Market Watch: Bearish trend snaps after six sessions

KSE’s benchmark 100-share index recovers 105 points.


Express January 13, 2012

KARACHI: After six consecutive days of decline, the stock market shrugged off all political news and welcomed news that the government is considering different options to revive the dwindling stock market activity.

The Karachi Stock Exchange’s (KSE) benchmark 100-share index jumped 0.97 per cent or 105.34 points to end at 11,014.46 point level.

News that the government will allow investors to declare their incomes by paying a nominal tax before investing in the stock market cheered investor sentiment, said JS Global Capital analyst Jawad Khan.

Market shrugged off the political noise including news that Prime Minister Yousaf Raza Gilani expressed his fears of a possible coup by the army to a British diplomat over a phone call this week, AP reported on Friday.

Major oil stocks advanced led by Oil and Gas Development Company after induction of 100mmcfd gas from Kunar-Pasakhi field which will help ease some pressure on the gas supply situation in the country, added Khan. The index heavyweight stock rose Rs2.5 to close at Rs136.35.

While banking and fertiliser stocks remained positive throughout the session volumes remained still thin at 32 million shares compared with Thursday’s tally of 21 million shares.

Foreign institutional investors were net buyers of Rs62.75 million worth of shares, according to data maintained by the National Clearing Company of Pakistan Limited.

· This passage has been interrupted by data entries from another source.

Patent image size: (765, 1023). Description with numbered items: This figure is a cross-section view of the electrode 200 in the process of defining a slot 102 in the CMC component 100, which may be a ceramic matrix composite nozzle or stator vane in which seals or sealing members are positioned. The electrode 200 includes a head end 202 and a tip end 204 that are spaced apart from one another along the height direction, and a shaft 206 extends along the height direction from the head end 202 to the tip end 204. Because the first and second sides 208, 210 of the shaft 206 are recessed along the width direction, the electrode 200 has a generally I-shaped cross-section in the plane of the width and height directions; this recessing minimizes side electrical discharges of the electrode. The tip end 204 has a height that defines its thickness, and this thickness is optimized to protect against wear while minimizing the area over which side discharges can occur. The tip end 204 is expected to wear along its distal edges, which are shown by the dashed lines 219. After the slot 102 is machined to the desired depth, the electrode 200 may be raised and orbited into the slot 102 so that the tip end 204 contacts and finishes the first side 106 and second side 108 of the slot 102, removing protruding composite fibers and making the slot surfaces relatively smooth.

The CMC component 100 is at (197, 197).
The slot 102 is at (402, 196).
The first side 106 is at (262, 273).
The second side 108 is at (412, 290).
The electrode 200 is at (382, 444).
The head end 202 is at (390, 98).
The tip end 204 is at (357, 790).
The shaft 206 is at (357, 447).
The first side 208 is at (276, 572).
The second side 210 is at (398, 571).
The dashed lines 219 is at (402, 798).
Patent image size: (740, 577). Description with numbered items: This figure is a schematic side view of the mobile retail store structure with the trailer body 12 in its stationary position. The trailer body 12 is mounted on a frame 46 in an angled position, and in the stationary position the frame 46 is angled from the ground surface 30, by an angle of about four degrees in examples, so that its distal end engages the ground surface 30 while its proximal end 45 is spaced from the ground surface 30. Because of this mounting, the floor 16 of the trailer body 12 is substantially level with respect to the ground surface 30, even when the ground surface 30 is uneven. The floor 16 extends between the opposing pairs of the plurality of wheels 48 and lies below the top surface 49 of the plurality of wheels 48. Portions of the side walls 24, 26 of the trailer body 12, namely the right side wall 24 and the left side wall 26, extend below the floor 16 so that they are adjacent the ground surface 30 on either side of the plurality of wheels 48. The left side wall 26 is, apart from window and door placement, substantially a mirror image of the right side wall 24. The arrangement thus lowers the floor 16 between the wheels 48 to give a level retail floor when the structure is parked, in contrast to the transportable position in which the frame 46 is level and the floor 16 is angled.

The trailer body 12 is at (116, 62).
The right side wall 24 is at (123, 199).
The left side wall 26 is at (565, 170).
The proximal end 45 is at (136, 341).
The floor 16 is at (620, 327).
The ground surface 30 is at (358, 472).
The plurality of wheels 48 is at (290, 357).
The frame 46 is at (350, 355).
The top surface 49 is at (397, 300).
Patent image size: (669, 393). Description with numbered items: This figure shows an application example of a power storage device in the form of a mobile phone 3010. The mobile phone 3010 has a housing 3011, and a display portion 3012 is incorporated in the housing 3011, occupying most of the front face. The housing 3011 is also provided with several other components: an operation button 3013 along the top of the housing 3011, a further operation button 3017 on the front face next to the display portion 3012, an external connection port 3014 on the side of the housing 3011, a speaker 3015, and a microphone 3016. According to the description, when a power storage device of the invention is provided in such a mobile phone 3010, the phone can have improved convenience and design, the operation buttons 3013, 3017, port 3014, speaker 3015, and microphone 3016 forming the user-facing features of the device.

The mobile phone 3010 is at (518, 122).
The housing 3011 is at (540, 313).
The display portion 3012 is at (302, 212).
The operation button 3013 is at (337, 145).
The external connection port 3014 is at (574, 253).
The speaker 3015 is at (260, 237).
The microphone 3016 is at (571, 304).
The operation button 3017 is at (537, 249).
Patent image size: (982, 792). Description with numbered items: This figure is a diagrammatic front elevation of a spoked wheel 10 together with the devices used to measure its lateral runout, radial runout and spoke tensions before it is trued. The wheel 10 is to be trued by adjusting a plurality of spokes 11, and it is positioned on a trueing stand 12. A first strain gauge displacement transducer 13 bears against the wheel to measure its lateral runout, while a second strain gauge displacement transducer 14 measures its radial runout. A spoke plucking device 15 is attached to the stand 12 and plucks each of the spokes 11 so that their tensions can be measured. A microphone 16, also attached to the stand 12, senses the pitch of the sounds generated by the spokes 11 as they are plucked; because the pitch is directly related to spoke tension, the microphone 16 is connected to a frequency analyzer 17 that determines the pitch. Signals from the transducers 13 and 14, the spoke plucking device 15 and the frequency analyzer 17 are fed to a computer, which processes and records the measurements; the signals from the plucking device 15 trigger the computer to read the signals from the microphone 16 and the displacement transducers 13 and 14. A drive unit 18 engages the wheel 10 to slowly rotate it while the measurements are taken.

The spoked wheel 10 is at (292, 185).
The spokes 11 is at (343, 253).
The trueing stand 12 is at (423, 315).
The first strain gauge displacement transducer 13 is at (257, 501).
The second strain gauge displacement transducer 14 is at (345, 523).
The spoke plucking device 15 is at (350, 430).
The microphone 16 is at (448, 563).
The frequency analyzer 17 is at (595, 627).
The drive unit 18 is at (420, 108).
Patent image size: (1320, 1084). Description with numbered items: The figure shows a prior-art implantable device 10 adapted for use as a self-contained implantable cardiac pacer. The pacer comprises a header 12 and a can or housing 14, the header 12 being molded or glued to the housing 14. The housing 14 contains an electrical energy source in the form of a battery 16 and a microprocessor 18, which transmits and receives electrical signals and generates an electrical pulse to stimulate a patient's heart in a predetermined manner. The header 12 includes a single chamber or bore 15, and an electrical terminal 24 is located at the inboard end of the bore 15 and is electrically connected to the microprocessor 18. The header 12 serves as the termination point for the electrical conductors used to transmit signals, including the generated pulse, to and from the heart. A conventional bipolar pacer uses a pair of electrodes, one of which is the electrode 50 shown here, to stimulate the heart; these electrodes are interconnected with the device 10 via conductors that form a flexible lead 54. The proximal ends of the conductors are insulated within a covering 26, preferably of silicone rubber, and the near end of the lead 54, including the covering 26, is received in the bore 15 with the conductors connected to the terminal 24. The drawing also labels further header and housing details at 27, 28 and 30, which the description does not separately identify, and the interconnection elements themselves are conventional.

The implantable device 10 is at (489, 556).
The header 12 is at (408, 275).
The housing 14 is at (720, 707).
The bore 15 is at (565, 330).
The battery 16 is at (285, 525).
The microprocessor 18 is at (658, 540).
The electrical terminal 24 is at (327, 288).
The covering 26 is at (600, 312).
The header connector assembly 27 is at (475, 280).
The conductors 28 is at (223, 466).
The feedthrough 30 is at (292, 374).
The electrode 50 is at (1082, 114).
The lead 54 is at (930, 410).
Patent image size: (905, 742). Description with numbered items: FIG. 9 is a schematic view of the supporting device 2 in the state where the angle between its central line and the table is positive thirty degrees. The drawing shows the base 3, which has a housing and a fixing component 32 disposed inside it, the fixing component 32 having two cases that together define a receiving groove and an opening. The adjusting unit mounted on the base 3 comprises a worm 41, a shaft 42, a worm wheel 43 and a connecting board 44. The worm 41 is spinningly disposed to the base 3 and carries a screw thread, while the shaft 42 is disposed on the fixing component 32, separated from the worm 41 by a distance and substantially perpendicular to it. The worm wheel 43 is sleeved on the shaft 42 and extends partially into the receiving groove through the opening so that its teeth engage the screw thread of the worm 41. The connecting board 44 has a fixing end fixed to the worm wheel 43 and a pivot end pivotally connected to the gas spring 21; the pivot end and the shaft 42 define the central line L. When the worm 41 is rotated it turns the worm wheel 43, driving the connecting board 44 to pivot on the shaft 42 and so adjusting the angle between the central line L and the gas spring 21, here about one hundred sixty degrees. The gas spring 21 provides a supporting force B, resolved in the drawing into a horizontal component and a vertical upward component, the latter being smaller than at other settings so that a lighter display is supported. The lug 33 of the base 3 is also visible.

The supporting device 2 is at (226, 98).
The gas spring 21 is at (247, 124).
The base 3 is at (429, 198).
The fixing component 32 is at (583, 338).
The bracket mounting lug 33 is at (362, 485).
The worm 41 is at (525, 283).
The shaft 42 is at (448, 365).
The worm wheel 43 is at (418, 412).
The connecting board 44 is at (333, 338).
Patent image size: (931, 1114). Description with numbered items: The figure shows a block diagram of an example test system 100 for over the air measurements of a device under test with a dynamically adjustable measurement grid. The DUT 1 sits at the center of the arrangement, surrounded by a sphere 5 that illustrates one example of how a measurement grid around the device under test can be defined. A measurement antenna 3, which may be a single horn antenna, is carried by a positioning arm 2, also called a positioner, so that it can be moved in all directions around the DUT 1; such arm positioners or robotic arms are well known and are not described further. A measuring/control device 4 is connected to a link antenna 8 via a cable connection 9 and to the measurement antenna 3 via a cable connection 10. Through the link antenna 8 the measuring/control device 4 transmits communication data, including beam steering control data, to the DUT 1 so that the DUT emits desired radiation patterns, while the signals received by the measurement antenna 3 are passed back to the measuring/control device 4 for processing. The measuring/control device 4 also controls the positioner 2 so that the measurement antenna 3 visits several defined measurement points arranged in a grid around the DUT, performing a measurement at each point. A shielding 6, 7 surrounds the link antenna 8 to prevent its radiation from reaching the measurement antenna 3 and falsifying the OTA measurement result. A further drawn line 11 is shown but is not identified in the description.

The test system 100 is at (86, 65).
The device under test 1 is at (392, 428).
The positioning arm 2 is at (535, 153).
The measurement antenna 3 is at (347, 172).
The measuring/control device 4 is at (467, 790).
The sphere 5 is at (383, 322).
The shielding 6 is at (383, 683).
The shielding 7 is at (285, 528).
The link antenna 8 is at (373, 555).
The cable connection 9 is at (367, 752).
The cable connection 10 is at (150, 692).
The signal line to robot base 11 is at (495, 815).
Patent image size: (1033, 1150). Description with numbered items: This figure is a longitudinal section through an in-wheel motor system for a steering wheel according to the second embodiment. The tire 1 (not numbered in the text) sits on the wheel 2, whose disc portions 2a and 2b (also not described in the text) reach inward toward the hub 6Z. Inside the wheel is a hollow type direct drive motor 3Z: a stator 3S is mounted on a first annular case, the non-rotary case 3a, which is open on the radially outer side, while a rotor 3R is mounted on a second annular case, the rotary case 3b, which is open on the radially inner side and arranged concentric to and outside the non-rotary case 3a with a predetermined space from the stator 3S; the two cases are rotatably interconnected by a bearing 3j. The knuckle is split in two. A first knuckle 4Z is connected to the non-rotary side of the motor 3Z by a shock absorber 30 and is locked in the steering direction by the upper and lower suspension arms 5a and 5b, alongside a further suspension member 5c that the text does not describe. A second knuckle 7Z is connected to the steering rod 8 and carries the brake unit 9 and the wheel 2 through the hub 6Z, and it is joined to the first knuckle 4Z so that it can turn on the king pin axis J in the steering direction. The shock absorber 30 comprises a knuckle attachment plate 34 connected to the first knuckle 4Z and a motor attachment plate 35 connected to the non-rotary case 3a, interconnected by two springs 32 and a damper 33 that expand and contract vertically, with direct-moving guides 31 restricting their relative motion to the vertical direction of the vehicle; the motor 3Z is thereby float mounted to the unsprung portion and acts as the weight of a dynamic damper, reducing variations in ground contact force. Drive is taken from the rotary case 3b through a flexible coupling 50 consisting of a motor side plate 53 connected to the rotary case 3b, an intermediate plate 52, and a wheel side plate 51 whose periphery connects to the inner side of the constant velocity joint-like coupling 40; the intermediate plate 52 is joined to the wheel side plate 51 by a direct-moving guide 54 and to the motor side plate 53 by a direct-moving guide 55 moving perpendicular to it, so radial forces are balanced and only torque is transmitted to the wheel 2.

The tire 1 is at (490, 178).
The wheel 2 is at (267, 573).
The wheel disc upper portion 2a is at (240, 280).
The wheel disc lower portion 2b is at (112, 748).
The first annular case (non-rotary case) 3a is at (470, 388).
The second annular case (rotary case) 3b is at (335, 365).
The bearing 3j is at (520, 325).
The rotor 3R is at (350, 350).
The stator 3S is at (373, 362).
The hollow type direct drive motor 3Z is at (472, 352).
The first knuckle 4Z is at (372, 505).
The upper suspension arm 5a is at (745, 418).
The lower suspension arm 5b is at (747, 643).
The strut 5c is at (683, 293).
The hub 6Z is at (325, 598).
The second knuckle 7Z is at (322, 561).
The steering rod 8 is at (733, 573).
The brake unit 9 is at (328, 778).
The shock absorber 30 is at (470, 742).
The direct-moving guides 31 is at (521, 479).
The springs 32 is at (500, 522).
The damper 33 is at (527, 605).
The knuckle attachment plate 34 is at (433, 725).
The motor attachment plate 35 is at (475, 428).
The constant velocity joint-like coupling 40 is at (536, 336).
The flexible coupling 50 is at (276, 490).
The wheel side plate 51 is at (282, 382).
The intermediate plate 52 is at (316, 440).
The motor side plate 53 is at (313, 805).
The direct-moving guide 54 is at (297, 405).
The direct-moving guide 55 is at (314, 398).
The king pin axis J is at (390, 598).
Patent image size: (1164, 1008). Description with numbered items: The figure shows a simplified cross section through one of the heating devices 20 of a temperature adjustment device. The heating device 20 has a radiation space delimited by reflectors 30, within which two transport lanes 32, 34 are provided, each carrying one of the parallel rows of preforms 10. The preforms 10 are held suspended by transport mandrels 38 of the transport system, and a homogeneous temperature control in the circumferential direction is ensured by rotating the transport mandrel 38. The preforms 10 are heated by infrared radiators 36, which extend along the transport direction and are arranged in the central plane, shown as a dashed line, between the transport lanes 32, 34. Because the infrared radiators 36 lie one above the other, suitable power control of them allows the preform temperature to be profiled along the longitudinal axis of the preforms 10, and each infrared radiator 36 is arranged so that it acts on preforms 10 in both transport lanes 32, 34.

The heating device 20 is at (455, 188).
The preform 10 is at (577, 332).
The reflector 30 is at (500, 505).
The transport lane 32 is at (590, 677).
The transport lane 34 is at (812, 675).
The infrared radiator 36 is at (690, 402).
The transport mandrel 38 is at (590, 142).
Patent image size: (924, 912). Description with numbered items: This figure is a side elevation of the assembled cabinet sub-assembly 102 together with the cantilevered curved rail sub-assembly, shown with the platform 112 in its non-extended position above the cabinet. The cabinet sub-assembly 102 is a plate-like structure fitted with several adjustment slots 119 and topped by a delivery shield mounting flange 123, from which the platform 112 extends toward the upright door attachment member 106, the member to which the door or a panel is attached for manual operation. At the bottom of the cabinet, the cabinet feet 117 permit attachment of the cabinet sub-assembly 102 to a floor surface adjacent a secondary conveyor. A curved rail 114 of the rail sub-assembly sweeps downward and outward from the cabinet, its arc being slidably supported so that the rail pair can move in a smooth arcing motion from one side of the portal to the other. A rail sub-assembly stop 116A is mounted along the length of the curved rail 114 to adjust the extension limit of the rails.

Shares of 325 companies were traded on Friday. At the end of the day 147 stocks closed higher, 47 declined while 131 remained unchanged. The value of shares traded during the day was Rs1.71 billion.

Jahangir Siddiqui and Company was the volume leader with 3.16 million shares gaining Rs0.2 to finish at Rs4.27. It was followed by Fauji Fertilizer Bin Qasim with 2.28 million shares firming Rs0.33 to close at Rs43.58 and Fatima Fertilizer Company with 2.20 million shares losing Rs0.11 to close at Rs22.87.

Published in The Express Tribune, January 14th, 2012.